51 Dans ces conditions, l’IDECA ne constitue ni une taxe sur le chiffre d’affaires ni un impôt assimilable à une telle taxe, au sens de l’article 401 de la directive TVA.
52 Eu égard aux considérations qui précèdent, il convient de répondre à la seconde question que l’article 401 de la directive TVA doit être interprété en ce sens qu’il ne s’oppose pas à une législation nationale instituant un impôt dû par les établissements de crédit en raison de la détention de dépôts de clients, dont la base imposable correspond à la moyenne arithmétique du solde trimestriel de ces dépôts et qui ne peut être répercuté par le contribuable sur des tiers.
Sur les dépens
53 La procédure revêtant, à l’égard des parties au principal, le caractère d’un incident soulevé devant la juridiction de renvoi, il appartient à celle-ci de statuer sur les dépens. Les frais exposés pour soumettre des observations à la Cour, autres que ceux desdites parties, ne peuvent faire l’objet d’un remboursement.

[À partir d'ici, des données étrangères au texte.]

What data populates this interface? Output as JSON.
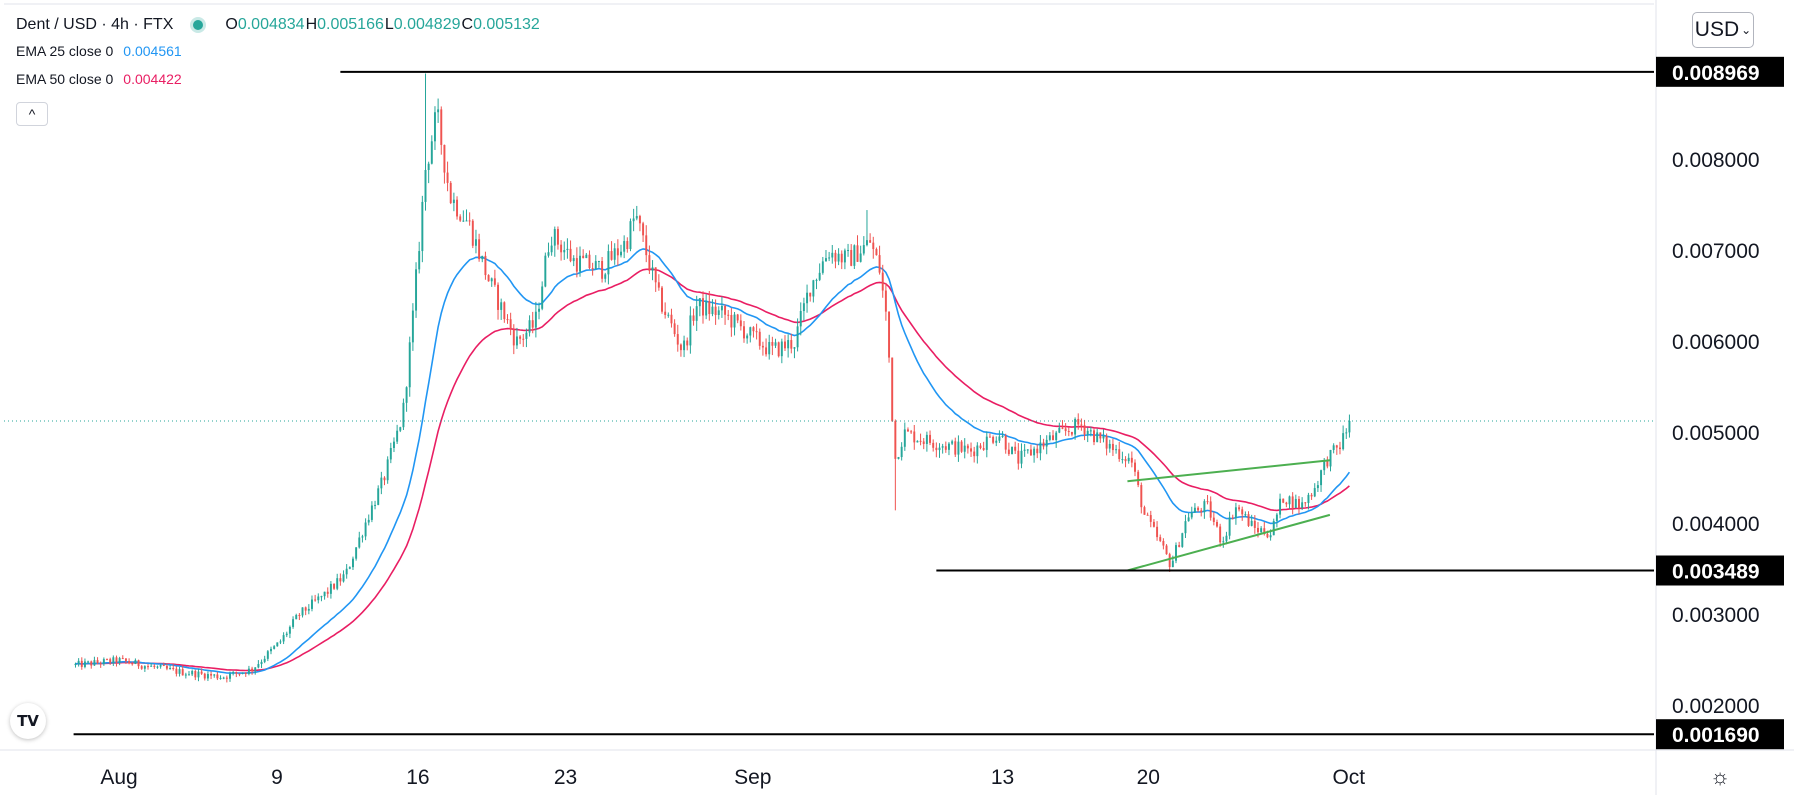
{
  "legend": {
    "symbol": "Dent / USD · 4h · FTX",
    "open_label": "O",
    "open": "0.004834",
    "high_label": "H",
    "high": "0.005166",
    "low_label": "L",
    "low": "0.004829",
    "close_label": "C",
    "close": "0.005132",
    "ema25_label": "EMA 25 close 0",
    "ema25_value": "0.004561",
    "ema50_label": "EMA 50 close 0",
    "ema50_value": "0.004422"
  },
  "toolbar": {
    "currency": "USD",
    "collapse_icon": "chevron-up-icon",
    "settings_icon": "gear-icon",
    "logo": "tradingview-logo"
  },
  "colors": {
    "up": "#26a69a",
    "down": "#ef5350",
    "ema25": "#2196f3",
    "ema50": "#e91e63",
    "trendline": "#4caf50",
    "level": "#000000"
  },
  "chart_data": {
    "type": "candlestick",
    "ylim": [
      0.0014,
      0.0097
    ],
    "y_ticks": [
      "0.008000",
      "0.007000",
      "0.006000",
      "0.005000",
      "0.004000",
      "0.003000",
      "0.002000"
    ],
    "x_ticks": [
      "Aug",
      "9",
      "16",
      "23",
      "Sep",
      "13",
      "20",
      "Oct"
    ],
    "last_price": 0.005132,
    "levels": [
      {
        "label": "0.008969",
        "value": 0.008969,
        "from_day": 11.7
      },
      {
        "label": "0.003489",
        "value": 0.003489,
        "from_day": 43.2
      },
      {
        "label": "0.001690",
        "value": 0.00169,
        "from_day": -2.4
      }
    ],
    "trendlines": [
      {
        "from": [
          53.3,
          0.00447
        ],
        "to": [
          64,
          0.0047
        ]
      },
      {
        "from": [
          53.3,
          0.003489
        ],
        "to": [
          64,
          0.0041
        ]
      }
    ],
    "anchors": [
      [
        -2.3,
        0.00245
      ],
      [
        0,
        0.0025
      ],
      [
        3,
        0.00238
      ],
      [
        5.5,
        0.00232
      ],
      [
        7,
        0.0024
      ],
      [
        8.5,
        0.0027
      ],
      [
        9.5,
        0.003
      ],
      [
        11,
        0.00325
      ],
      [
        12,
        0.00345
      ],
      [
        13,
        0.004
      ],
      [
        14,
        0.0045
      ],
      [
        15,
        0.0052
      ],
      [
        15.5,
        0.0062
      ],
      [
        16.2,
        0.0079
      ],
      [
        16.8,
        0.0085
      ],
      [
        17.5,
        0.0076
      ],
      [
        18.5,
        0.0073
      ],
      [
        19.5,
        0.0067
      ],
      [
        21,
        0.006
      ],
      [
        22,
        0.0062
      ],
      [
        22.8,
        0.0072
      ],
      [
        24,
        0.0069
      ],
      [
        25.5,
        0.0068
      ],
      [
        26.8,
        0.0071
      ],
      [
        27.3,
        0.0074
      ],
      [
        28.5,
        0.0065
      ],
      [
        29.8,
        0.0059
      ],
      [
        30.5,
        0.0064
      ],
      [
        32,
        0.0063
      ],
      [
        33.5,
        0.00605
      ],
      [
        34.5,
        0.0059
      ],
      [
        35.7,
        0.006
      ],
      [
        36.5,
        0.0066
      ],
      [
        37.5,
        0.007
      ],
      [
        38.5,
        0.0069
      ],
      [
        39.7,
        0.0071
      ],
      [
        40.2,
        0.0068
      ],
      [
        40.6,
        0.0062
      ],
      [
        41.0,
        0.0047
      ],
      [
        41.5,
        0.005
      ],
      [
        43,
        0.0049
      ],
      [
        45,
        0.0048
      ],
      [
        46.5,
        0.005
      ],
      [
        47.5,
        0.0047
      ],
      [
        49,
        0.0049
      ],
      [
        50.8,
        0.0051
      ],
      [
        52,
        0.0049
      ],
      [
        53.5,
        0.0047
      ],
      [
        54.2,
        0.0041
      ],
      [
        55,
        0.0038
      ],
      [
        55.6,
        0.00355
      ],
      [
        56.5,
        0.0041
      ],
      [
        57.5,
        0.0042
      ],
      [
        58.3,
        0.0038
      ],
      [
        59,
        0.0042
      ],
      [
        60,
        0.00395
      ],
      [
        60.9,
        0.0039
      ],
      [
        61.5,
        0.0043
      ],
      [
        62.5,
        0.0042
      ],
      [
        63.2,
        0.0044
      ],
      [
        63.8,
        0.0047
      ],
      [
        64.5,
        0.00485
      ],
      [
        65.1,
        0.00513
      ]
    ],
    "ema_note": "",
    "ema25_periods": 25,
    "ema50_periods": 50
  }
}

Par ces motifs, la Cour (septième chambre) dit pour droit :
1) La liberté d’établissement consacrée à l’article 49 TFUE doit être interprétée en ce sens que, s’agissant de déductions appliquées sur le montant brut d’un impôt grevant les dépôts effectués par les clients d’établissements de crédit ayant leur siège central ou des agences situés sur le territoire d’une région d’un État membre,
– elle s’oppose à une déduction de 200 000 euros appliquée sur le montant brut de cet impôt en faveur des établissements de crédit dont le siège social est situé sur le territoire de cette région ;
– elle ne s’oppose pas à des déductions appliquées sur le montant brut dudit impôt, de 5 000 euros par agence établie sur le territoire de ladite région, ce dernier montant étant porté à 7 500 euros pour toute agence située dans une commune de moins de 2 000 habitants, à moins que ces déductions n’entraînent, dans les faits, une discrimination fondée sur le lieu du siège des établissements de crédit concernés qui ne serait pas justifiée, ce qu’il incombe à la juridiction de renvoi de vérifier.

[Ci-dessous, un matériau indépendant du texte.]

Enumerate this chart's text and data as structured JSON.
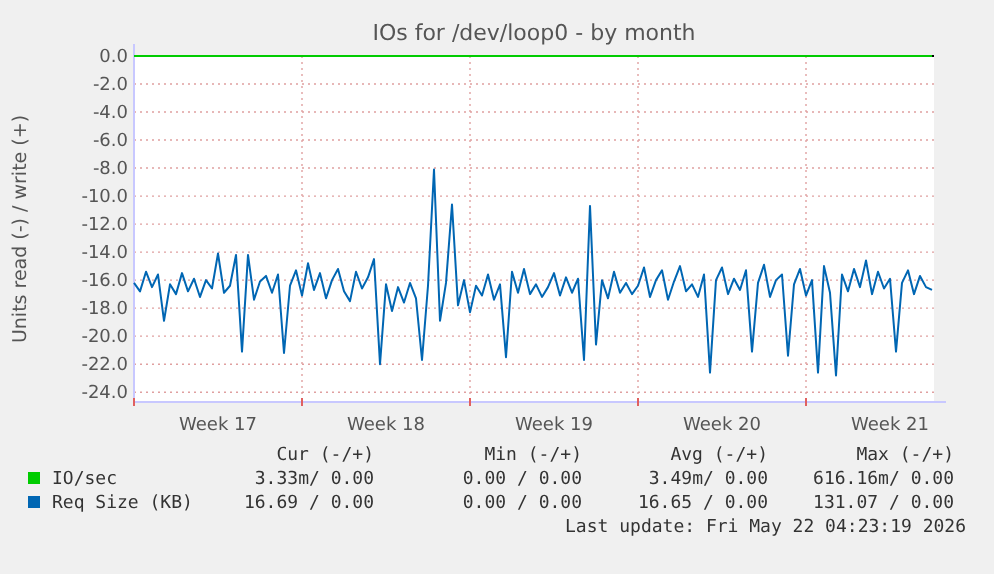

L’article 63, paragraphe 1, TFUE doit être interprété en ce sens que, s’agissant d’un impôt grevant les dépôts effectués par les clients d’établissements de crédit ayant leur siège central ou des agences situés sur le territoire d’une région d’un État membre, il s’oppose à des déductions du montant brut de cet impôt égales aux crédits, prêts et investissements destinés à des projets réalisés dans cette région, pour autant que ces déductions poursuivent un objectif de nature purement économique.
2) L’article 401 de la directive 2006/112/CE du Conseil, du 28 novembre 2006, relative au système commun de taxe sur la valeur ajoutée, doit être interprété en ce sens qu’il ne s’oppose pas à une législation nationale instituant un impôt dû par les établissements de crédit en raison de la détention de dépôts de clients, dont la base imposable correspond à la moyenne arithmétique du solde trimestriel de ces dépôts et qui ne peut être répercuté par le contribuable sur des tiers.